Tuesday, October 03, 2006

Flash flooded

Yesterday I already finished typing a long post about Ateneo losing the game and such, and I was already going to press the “Publish Post” button when suddenly a voltage drop occurred and sent all that work into a waste of a 1-second power outage.

I was fine with that. I’ve taken the universe’s little practical jokes many times already to be used to it. But what happened last night was something different altogether.

It was a hard rain that lasted only an hour or two, just a little bit of Milenyo left over. What perhaps most people don’t know is that us folk people in Rizal were flash flooded after that.

We were just about to sit down to dinner when my dad said that it was already flooded outside. I was bewildered; of course who wouldn’t, the rain already stopped. I checked outside and saw a raging flow of flood water, right outside our gate. Nothing new mind you, but as I was watching it I saw that the water level was rising. First, slowly inching up our lawn, then up our driveway, and slowly creeping up to our house. That’s when we started to evacuate our stuff to higher ground. My computer, our furniture, DVD’s, books everything we could move we did as we raced with the rising water. Inevitably, the water entered our house and covered everything in fine muck. We had experience with this kind of thing before, but with my parent’s taking precaution by raising our house it was unexpected. Soon enough the waster was gushing through our house’s doors, but by then our furniture moving was finished. Eating dinner with my legs submerged in floodwater hasn’t been any of the things I wanted to try, but it was a new experience nonetheless.

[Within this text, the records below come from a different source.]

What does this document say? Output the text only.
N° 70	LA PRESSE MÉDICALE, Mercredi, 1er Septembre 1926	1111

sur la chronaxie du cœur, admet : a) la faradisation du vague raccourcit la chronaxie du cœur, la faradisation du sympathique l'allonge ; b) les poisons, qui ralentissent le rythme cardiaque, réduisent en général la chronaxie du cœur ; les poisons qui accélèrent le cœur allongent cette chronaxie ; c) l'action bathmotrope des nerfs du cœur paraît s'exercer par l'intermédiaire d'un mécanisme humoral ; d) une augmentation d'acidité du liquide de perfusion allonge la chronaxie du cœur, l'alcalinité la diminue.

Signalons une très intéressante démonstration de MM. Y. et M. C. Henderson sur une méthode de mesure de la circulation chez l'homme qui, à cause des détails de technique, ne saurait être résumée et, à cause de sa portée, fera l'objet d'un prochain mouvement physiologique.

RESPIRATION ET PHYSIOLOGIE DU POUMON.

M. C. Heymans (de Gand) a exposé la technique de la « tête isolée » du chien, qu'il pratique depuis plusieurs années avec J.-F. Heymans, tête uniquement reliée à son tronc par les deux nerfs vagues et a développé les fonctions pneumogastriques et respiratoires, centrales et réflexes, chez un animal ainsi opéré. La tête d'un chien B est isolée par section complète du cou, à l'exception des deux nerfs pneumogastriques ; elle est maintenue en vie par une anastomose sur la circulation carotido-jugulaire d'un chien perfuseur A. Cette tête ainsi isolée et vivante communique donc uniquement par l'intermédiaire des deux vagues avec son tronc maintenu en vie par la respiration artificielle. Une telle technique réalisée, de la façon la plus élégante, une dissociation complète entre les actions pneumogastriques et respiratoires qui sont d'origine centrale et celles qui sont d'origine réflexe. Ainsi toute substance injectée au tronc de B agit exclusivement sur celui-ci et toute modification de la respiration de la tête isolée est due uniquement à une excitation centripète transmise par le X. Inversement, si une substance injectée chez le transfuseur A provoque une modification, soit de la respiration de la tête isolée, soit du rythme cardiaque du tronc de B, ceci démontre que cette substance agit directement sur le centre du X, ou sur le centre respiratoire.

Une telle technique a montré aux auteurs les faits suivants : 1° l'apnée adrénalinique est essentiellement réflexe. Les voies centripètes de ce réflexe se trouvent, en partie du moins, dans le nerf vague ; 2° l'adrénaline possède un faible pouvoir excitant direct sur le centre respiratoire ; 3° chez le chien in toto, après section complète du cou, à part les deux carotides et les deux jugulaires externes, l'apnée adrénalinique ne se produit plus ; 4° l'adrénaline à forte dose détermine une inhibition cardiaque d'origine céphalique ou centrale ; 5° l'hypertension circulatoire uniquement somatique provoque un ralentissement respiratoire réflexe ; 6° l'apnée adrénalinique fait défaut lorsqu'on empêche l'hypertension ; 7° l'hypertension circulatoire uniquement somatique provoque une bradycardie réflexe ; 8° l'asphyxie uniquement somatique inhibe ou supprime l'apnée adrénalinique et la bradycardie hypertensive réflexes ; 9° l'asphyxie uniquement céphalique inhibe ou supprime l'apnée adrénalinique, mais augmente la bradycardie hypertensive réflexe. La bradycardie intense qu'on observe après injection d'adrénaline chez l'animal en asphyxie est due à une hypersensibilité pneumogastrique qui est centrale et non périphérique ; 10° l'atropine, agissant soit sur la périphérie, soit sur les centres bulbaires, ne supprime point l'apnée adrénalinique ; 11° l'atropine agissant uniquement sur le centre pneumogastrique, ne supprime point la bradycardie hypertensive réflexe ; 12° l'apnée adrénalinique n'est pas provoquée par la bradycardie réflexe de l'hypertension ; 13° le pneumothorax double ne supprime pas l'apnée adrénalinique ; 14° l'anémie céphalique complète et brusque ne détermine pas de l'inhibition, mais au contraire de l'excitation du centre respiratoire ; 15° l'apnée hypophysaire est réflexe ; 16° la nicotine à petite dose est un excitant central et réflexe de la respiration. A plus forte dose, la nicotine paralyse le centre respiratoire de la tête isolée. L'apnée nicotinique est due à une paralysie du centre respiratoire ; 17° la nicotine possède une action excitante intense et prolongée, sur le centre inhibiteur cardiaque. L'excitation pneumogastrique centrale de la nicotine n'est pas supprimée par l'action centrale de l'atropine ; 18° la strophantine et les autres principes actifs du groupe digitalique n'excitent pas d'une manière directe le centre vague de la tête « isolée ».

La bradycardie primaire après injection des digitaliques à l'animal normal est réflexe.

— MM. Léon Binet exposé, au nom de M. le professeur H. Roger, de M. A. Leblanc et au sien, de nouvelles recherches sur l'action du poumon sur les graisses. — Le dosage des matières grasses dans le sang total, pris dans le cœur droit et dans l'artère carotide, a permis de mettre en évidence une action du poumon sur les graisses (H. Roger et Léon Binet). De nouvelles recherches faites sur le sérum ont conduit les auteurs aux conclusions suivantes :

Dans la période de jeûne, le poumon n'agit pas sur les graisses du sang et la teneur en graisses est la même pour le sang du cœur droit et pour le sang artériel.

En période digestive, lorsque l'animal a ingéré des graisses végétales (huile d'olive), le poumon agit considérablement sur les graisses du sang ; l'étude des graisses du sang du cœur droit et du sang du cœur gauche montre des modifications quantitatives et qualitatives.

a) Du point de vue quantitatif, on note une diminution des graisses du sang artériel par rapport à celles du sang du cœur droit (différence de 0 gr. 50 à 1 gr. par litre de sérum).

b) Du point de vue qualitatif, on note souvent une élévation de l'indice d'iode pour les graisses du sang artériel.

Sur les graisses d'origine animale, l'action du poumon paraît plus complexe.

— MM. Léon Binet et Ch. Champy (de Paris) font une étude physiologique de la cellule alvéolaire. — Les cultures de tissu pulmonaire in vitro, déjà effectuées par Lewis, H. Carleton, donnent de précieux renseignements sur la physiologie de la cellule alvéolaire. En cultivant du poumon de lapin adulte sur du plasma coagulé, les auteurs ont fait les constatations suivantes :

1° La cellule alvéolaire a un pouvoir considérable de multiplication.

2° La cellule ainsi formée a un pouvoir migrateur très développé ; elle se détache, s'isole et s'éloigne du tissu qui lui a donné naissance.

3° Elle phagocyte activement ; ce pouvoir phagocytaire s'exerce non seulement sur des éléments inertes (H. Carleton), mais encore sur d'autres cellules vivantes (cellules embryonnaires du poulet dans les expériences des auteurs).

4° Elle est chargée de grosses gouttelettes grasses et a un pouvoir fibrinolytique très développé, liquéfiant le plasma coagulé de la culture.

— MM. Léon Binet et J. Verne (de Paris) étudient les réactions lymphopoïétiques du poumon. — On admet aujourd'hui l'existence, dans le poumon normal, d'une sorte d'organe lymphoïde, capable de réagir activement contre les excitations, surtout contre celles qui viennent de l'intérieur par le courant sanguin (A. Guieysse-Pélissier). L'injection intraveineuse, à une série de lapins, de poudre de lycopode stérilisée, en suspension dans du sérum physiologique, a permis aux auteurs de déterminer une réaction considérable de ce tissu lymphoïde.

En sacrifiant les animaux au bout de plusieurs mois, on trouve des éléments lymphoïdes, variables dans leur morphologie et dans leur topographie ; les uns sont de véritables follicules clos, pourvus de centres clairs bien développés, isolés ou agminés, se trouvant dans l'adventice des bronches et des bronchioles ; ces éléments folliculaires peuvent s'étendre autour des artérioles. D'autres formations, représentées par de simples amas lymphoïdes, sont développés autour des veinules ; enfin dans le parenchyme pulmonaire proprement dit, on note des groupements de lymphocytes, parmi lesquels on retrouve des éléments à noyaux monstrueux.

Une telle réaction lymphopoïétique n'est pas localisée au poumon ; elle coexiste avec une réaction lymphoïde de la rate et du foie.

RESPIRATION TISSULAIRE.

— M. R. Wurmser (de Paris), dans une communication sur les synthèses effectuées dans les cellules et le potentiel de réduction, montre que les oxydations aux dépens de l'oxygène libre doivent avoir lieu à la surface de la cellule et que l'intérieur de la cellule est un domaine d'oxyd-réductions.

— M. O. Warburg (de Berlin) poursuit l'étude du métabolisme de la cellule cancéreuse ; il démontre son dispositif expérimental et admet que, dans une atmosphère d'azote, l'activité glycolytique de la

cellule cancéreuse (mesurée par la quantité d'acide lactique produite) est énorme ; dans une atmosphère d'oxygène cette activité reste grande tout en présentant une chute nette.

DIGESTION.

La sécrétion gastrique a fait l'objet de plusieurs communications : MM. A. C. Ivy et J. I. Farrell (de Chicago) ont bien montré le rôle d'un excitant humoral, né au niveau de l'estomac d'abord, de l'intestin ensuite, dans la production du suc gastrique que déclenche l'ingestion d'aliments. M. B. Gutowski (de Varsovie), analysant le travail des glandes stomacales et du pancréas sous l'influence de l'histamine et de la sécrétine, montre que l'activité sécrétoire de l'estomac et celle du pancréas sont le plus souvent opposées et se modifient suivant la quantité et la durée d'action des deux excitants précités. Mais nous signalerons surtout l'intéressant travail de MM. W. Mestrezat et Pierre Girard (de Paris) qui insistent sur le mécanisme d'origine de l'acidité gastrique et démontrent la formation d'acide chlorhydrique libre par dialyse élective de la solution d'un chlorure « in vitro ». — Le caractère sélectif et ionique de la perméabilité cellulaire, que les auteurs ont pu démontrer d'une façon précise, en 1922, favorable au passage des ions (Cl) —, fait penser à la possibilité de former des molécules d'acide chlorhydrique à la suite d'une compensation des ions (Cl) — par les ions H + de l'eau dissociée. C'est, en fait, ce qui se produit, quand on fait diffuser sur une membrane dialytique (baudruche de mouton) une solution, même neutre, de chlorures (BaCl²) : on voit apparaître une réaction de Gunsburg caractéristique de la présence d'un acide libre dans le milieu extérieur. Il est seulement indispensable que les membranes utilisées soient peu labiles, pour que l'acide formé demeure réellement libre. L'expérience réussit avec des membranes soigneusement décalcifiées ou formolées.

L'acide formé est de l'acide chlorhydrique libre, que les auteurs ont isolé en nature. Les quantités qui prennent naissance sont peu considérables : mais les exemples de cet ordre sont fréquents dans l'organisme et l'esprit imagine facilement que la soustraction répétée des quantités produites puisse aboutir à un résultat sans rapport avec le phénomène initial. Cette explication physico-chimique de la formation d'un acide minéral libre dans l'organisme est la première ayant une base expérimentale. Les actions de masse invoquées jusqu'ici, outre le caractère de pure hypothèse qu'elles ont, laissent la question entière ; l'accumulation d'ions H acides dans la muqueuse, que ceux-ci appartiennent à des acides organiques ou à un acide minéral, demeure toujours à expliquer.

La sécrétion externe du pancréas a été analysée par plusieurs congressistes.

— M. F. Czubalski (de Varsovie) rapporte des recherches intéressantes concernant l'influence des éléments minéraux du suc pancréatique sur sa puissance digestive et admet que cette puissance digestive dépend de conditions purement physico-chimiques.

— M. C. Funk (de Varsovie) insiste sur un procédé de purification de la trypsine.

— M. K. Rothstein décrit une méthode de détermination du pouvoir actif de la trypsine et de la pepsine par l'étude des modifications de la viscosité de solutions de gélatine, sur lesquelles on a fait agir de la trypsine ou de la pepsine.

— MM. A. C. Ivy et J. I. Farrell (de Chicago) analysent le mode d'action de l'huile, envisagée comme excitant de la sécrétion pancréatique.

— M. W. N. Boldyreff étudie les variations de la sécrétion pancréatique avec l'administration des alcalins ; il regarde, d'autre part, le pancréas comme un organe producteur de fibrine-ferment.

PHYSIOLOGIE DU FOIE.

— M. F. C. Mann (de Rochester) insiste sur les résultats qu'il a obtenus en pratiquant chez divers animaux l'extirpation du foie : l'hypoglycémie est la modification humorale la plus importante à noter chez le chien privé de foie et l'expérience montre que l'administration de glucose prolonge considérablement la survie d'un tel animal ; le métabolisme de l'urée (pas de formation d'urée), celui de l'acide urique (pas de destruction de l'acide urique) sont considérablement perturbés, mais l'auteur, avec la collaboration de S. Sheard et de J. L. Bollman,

We went up to our terrace to watch the still rising flood but we witnessed something more terrifying. A loud crash and sound of rushing water signaled the collapse of the walls that protected our street from the creek behind our houses. You see, a creek runs through our village, and with luck it so happens to run right behind the houses of street. This wall has been built, rebuilt and repaired through the years of seasonal rain and flood that turn this small creek to a raging river, but with the recent passing of Milenyo it weakened the dike with falling trees and battering force of wind and water. At least three sections of the wall collapsed, two behind the houses beside ours. We watched as our neighbor’s furniture was washed away. We started to worry about our house too, but thank God we didn’t suffer the same fate.

After a few hours the water started to recede. During that time I just took pictures and videos. Before midnight the water has already gone down to knee level, if your standing on the street that is, or enough to leave our house.

I spent my first sleepless college night throwing out bucketfuls of flood water out of our house, shoveling, scraping and moping mud off our floor, hosing down furniture, and generally cleaning up our house while still videotaping and taking pictures of it all.

This morning you could see the damage that that flashflood did. We are ankle-deep in the slipperiest softest mud, and you can see the neighbors salvaging what they can after the whitewater – or should I say brown water washed away all their stuff.

I didn’t go to my only class today, because I’m still mud in, and there are still more things to be cleaned. I did become the unofficial documenter of the devastation our street experienced. I got like 50+ pics and 5 minutes of video. I can’t post all those pics here in my humble corner of the blogosphere, so that’s why I made up my mind about getting my own multiply account. Yeah, I think that’s a very good idea.